When making composite tubes and shells with non-axial fibre directions it is not clear a priori what will be the result of the interaction of wave-forming processes at the matrix-matrix interface with a set of the reinforcing fibres lying, for example, along the impact front. A corresponding experiment is described by Mileiko et al. [441, 443]. An assembly before detonation is shown in fig. 11.24, and an example of a structure can be seen in fig. 11.25.

Fig. 11.24. An assembly to fabricate a composite tube with circumferencial reinforcement. 1 – mandrel; 2 and 4 – matrix layers: 3 reinforcement layer; 5 – protective shell; 6 – explosive; 7 – detonator; 8 – cone.
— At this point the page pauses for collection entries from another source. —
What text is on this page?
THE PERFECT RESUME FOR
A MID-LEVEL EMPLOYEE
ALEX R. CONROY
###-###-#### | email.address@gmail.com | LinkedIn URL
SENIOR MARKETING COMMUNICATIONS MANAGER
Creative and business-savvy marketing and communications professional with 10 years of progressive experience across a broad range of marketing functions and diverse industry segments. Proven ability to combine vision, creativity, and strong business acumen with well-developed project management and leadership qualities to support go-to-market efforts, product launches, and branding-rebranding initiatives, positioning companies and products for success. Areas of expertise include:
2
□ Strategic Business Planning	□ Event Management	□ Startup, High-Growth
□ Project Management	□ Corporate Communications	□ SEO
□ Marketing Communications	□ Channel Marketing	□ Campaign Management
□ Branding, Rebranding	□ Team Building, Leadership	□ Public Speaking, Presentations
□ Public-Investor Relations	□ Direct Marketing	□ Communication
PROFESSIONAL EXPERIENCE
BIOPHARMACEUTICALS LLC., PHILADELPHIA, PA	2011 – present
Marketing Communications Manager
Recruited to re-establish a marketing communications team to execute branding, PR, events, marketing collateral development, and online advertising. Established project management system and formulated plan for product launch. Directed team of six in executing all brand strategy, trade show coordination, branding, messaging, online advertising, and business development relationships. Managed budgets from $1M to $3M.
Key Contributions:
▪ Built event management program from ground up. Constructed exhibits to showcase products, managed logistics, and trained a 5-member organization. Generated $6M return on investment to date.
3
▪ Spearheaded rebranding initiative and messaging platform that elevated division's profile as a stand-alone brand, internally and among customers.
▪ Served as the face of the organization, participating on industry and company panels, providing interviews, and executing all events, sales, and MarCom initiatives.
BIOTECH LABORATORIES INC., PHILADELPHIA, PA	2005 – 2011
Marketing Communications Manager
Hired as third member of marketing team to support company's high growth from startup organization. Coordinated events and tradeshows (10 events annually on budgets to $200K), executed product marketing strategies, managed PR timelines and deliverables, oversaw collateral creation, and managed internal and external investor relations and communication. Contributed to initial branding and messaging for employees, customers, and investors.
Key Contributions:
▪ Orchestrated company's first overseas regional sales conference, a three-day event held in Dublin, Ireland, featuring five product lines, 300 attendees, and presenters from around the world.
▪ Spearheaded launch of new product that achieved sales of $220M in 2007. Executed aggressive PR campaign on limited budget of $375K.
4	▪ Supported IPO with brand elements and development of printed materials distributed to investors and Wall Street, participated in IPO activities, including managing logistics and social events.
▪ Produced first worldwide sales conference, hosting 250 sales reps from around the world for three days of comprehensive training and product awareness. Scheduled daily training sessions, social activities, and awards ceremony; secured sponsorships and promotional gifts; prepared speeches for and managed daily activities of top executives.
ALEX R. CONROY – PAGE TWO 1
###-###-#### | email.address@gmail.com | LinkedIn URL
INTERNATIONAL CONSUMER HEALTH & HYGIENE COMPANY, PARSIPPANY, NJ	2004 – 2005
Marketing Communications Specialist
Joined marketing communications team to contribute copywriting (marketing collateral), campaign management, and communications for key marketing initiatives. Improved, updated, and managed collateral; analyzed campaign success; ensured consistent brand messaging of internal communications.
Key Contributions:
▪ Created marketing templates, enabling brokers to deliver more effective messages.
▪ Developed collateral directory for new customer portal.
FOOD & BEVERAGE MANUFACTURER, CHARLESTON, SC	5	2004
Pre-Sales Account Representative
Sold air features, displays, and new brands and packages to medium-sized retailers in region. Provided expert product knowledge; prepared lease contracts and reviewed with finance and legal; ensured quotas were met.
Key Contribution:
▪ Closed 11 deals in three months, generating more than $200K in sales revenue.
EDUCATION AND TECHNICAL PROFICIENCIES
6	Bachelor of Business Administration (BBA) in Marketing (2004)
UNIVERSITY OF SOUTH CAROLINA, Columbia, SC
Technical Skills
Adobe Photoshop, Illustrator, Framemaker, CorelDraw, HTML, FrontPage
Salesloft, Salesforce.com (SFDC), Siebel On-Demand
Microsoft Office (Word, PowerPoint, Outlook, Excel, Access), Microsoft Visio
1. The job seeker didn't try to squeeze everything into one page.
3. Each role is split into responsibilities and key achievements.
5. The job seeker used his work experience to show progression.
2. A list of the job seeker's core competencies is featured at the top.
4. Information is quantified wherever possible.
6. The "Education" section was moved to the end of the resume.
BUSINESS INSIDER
After Mileiko and Kondakov [441].

Fig. 11.25. The steel-aluminium composite obtained by explosive welding (Kasperovich and Kondakov).

An interesting situation arises when the wave formation is completely excluded, which is a case, for example, when the reinforcing element is a wire mesh [50]. In this case, the bonding mechanism appears to differ from that described above. In going through the mesh, the matrix surfaces are cleaned and then the physical contact arises and the bond forms.